For years allotments were out of favour. No-one wanted them, and patches of mud with a shed at one end and weeds everywhere else went to waste. Then suddenly gardening became the new rock and roll, and everyone who didn't want to dig up their lawn wanted their own council-run patch of mud. The waiting lists grew faster than the cabbages. Now, after more than three years on a waiting list, Neil Shaw has been given his own patch of green and pleasant land.

Wednesday, 15 April 2009

Planting and harvesting

All the potatoes are finally in! It was a hard task, digging through the soil for a fourth time to get out as many of the couch grass roots as possible before replacing them with roots of our own.

There are four rows, two of Lady Balfour and two of salads, so we'll give it a few weeks and see what comes up. No doubt lots of grass, but hopefully we'll be able to keep on top of it.

Now we can move on to the patches either side of the potatoes, which are less clogged, and start getting some seeds in.

The one below will be given over to root veg - parsnips, swedes and carrots. The patch above (where the brambles were) will be mostly given over to a compost bin and green house.

Last night also saw us enjoying the fruit of (other people's) work on the allotment. We had a chicken and leek pie with a leek donated by allotment representative Christine, followed by a rhubard crumble with rhubarb someone else planted on our plot several years ago.
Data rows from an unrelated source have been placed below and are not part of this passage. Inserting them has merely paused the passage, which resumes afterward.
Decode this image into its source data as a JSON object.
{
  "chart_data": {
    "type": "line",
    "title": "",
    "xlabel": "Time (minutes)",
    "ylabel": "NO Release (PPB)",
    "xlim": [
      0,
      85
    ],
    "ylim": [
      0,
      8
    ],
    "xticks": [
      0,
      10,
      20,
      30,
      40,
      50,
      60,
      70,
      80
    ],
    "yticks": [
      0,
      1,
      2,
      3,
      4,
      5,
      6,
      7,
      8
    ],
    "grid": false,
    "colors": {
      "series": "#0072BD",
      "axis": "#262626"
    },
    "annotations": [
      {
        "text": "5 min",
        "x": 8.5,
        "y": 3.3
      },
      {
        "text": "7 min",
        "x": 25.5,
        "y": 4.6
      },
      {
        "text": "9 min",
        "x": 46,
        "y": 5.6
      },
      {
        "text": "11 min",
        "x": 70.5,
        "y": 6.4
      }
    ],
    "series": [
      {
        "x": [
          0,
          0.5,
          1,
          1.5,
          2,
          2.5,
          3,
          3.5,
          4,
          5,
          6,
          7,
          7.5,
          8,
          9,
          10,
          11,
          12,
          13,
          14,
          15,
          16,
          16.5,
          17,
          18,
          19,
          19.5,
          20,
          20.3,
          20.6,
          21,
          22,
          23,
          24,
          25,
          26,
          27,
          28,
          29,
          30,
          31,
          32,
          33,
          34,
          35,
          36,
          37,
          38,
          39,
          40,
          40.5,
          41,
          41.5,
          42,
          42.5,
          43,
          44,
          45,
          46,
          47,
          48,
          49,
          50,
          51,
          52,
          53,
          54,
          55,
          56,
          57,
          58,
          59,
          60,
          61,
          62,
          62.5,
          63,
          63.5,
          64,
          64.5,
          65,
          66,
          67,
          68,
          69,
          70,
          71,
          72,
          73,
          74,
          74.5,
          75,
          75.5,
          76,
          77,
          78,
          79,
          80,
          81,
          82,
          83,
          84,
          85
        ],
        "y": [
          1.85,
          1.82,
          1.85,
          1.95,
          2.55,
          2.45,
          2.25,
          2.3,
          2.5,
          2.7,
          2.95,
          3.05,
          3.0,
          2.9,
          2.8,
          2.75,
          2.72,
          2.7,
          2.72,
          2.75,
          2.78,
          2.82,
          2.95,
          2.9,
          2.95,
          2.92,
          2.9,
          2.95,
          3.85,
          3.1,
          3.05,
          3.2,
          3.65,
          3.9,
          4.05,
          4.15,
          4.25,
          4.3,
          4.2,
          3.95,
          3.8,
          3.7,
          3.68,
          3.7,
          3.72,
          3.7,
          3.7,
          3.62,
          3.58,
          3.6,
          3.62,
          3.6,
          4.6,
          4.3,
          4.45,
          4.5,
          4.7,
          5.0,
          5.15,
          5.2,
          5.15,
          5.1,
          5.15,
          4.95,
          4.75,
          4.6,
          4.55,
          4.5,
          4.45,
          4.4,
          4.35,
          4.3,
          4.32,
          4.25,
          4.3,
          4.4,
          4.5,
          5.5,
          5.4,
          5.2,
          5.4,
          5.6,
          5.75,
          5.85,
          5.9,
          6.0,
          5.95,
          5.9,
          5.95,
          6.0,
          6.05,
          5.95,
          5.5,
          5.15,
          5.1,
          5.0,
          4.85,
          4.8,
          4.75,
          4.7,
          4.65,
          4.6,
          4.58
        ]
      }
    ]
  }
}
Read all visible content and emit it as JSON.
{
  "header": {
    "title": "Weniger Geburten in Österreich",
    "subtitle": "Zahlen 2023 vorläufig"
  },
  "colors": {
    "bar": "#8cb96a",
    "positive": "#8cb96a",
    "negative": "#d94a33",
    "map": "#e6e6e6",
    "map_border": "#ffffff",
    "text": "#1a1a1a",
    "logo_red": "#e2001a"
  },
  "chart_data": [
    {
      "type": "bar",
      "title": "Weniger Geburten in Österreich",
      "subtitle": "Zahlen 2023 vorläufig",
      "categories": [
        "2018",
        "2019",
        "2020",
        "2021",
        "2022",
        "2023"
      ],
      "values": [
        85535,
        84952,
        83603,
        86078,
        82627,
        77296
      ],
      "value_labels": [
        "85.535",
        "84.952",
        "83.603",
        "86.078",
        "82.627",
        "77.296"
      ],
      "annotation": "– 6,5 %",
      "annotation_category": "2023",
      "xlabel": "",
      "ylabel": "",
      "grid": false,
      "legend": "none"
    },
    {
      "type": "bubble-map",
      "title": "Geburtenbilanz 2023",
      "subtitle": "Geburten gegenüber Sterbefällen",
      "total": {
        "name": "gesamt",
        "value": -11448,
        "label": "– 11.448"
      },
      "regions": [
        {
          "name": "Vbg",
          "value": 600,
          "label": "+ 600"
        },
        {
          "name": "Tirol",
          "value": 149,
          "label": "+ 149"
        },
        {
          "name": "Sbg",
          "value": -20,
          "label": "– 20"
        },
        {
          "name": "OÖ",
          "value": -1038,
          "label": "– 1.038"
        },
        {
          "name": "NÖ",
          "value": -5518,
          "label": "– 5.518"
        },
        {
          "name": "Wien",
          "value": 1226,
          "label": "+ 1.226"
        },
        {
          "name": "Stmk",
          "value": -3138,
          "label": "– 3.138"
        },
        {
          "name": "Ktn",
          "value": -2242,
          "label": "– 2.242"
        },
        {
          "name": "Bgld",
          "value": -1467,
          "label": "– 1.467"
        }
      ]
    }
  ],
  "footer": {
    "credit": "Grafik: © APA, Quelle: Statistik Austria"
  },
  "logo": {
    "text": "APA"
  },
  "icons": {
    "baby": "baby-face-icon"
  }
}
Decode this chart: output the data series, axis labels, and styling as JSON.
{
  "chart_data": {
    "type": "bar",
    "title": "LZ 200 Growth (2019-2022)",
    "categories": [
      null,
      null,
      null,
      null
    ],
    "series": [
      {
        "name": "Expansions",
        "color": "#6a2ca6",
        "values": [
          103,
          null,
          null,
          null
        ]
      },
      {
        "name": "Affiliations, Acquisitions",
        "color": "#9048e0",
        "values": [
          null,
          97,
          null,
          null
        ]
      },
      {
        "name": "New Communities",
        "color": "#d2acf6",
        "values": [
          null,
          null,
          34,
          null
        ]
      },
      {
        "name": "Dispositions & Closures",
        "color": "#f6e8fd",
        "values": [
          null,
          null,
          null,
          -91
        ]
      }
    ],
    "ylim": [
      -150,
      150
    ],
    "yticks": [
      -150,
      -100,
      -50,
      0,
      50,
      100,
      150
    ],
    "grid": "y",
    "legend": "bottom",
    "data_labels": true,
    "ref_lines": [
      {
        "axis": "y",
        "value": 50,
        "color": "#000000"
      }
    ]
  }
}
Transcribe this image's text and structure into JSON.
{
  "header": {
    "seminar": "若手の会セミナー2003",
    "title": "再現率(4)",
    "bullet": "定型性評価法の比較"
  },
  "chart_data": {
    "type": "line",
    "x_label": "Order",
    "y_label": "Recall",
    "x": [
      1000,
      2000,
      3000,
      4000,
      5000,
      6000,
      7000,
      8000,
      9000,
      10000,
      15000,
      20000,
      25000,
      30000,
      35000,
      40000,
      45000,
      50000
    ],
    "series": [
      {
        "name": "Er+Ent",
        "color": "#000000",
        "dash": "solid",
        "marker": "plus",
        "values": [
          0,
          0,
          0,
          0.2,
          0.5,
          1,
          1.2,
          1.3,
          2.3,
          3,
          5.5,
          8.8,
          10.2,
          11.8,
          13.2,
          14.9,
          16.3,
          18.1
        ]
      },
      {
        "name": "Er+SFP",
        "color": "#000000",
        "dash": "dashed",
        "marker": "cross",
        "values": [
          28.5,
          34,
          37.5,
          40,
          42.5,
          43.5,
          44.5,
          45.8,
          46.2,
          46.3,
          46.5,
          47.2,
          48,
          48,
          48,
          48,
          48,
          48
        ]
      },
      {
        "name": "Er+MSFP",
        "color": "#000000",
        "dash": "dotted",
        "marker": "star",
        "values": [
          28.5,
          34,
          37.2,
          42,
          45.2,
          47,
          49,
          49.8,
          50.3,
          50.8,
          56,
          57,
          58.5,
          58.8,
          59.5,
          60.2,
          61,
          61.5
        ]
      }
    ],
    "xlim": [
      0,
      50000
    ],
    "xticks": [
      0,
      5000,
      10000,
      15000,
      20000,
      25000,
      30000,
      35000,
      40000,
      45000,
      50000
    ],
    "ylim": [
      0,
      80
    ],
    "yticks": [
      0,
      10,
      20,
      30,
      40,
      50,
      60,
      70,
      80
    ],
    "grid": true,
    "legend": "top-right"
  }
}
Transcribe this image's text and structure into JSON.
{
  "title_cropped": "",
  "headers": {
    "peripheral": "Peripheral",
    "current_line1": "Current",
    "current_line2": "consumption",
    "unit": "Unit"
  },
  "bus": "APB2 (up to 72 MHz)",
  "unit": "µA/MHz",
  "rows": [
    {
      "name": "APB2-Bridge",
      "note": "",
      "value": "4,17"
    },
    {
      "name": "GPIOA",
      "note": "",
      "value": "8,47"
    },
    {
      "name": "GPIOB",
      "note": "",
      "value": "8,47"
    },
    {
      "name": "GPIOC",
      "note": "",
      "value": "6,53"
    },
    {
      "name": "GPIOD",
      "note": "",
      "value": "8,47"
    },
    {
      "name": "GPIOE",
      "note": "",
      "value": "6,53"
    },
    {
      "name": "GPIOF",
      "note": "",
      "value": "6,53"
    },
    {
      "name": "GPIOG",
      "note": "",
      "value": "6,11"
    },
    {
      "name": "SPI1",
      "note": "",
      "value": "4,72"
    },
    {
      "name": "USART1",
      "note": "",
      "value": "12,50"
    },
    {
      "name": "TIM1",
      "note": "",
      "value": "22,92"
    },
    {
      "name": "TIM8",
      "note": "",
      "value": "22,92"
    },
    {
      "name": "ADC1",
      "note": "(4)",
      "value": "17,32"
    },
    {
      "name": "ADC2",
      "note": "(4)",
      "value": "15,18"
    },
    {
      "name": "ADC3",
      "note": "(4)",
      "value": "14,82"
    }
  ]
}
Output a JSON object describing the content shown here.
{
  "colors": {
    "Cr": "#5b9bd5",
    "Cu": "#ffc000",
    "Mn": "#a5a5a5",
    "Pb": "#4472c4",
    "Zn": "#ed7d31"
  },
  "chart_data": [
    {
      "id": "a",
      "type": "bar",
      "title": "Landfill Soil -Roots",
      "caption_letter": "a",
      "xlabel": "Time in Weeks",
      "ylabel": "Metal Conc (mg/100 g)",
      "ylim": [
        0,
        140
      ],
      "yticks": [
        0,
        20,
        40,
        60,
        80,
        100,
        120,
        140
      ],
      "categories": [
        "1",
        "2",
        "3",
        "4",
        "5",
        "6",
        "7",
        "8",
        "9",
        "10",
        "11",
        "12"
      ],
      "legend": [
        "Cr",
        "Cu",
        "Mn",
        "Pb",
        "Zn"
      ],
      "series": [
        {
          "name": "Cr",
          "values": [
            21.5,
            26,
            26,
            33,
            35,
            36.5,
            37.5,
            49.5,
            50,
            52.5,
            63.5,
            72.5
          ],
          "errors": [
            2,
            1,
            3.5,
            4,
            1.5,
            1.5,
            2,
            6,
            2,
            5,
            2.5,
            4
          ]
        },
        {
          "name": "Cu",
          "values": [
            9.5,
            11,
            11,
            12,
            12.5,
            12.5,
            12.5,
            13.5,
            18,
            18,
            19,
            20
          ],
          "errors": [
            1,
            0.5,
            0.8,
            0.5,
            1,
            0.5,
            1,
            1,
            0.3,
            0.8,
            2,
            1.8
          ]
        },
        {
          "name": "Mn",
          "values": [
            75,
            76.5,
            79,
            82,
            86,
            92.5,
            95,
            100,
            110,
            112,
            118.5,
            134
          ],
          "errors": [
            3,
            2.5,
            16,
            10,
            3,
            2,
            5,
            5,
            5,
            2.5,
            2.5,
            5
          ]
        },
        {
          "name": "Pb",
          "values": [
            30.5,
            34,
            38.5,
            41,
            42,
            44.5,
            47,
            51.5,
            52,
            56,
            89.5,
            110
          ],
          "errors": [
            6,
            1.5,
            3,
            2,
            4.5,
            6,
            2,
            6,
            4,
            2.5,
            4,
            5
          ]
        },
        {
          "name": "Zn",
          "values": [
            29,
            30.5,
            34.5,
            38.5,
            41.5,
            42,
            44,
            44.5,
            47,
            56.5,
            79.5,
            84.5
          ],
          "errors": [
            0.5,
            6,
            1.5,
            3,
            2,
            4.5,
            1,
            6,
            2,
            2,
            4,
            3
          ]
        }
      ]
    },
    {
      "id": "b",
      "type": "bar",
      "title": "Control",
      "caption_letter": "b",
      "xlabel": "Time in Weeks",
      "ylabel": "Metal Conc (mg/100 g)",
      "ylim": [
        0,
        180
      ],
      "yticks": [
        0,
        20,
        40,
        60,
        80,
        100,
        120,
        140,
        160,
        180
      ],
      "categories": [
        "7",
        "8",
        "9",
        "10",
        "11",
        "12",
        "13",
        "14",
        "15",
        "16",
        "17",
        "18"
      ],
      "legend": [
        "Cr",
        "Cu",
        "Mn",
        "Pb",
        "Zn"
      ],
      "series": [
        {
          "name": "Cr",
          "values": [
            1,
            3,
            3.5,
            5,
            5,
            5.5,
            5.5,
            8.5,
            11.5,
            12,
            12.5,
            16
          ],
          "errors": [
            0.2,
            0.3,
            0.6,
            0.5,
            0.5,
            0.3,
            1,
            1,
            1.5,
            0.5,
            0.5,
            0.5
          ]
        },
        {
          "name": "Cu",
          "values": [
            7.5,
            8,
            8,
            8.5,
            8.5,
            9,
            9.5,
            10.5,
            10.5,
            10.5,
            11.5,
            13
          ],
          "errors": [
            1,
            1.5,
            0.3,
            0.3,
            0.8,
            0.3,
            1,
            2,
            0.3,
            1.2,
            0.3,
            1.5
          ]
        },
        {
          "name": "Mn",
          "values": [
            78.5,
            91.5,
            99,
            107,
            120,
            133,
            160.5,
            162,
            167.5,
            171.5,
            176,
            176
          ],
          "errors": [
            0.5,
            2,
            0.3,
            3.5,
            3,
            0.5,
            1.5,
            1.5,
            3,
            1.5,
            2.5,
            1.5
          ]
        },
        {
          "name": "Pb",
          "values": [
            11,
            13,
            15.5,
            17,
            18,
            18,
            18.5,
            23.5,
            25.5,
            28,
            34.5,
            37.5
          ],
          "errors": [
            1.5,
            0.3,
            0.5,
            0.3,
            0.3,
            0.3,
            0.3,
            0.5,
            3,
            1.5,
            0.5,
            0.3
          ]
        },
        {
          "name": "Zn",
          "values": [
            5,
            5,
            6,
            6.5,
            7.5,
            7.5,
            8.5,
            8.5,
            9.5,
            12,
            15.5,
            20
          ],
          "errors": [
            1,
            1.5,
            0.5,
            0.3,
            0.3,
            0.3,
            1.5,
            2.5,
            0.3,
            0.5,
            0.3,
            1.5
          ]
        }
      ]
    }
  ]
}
A taste of things to come, hopefully.

Monday, 6 April 2009

Trench warfare

Four months in to our allotment project and we finally managed to get something into the ground.
To be fair, a couple of weeks back we did bury a gooseberry and a raspberry plant, but digging a small hole and dropping in a pot hardly counts.
On Saturday we got serious. Now the ground is clear we are able to actually see the mud, and dig it up.
After clearing away the grass that had started to grow back, I dug a trench. I tried to follow the instructions on the (Endsleigh-bought) pack of organic seed potatoes. 10cm deep, 35cm apart in the trench, each row 75cm apart.
But somehow I seem to have got a little enthusiastic. Climbing out of the first trench was like re-enacting the final scene from Blackadder Goes Forth.
No matter, I put the seed potatoes in their place, and moved on to trench two - using the soil I dug out of that to fill in trench one.
The soil was hard and heavy, full of roots and weeds so it was slow going but we made a family day of it.
The young ones played in a tent further down the plot while the other half and I did the hoeing, digging and burying. Then we all took a turn at the watering.
Before we knew it it was 6pm and we had to head for home, but we aim to get back as soon as possible to get the last two trenches in.
Saturday also saw me wield a machete to hack away the very last of the brambles. That now clears enough room to throw together the pallets and make a compost bin.
And last week we took delivery of a second-hand greenhouse. I say greenhouse, right now it is a pile of indecipherable glass and metal - but hopefully we'll put it together in the next few days.
After that, we have enough seeds to start a second (organic vegetable based) Eden Project and this is the time to get them in the ground.
On the plus side, the fruit trees are all in blossom and the gooseberry we planted seems to be sprouting plenty of green shoots - so fingers crossed for a crop of something later in the year.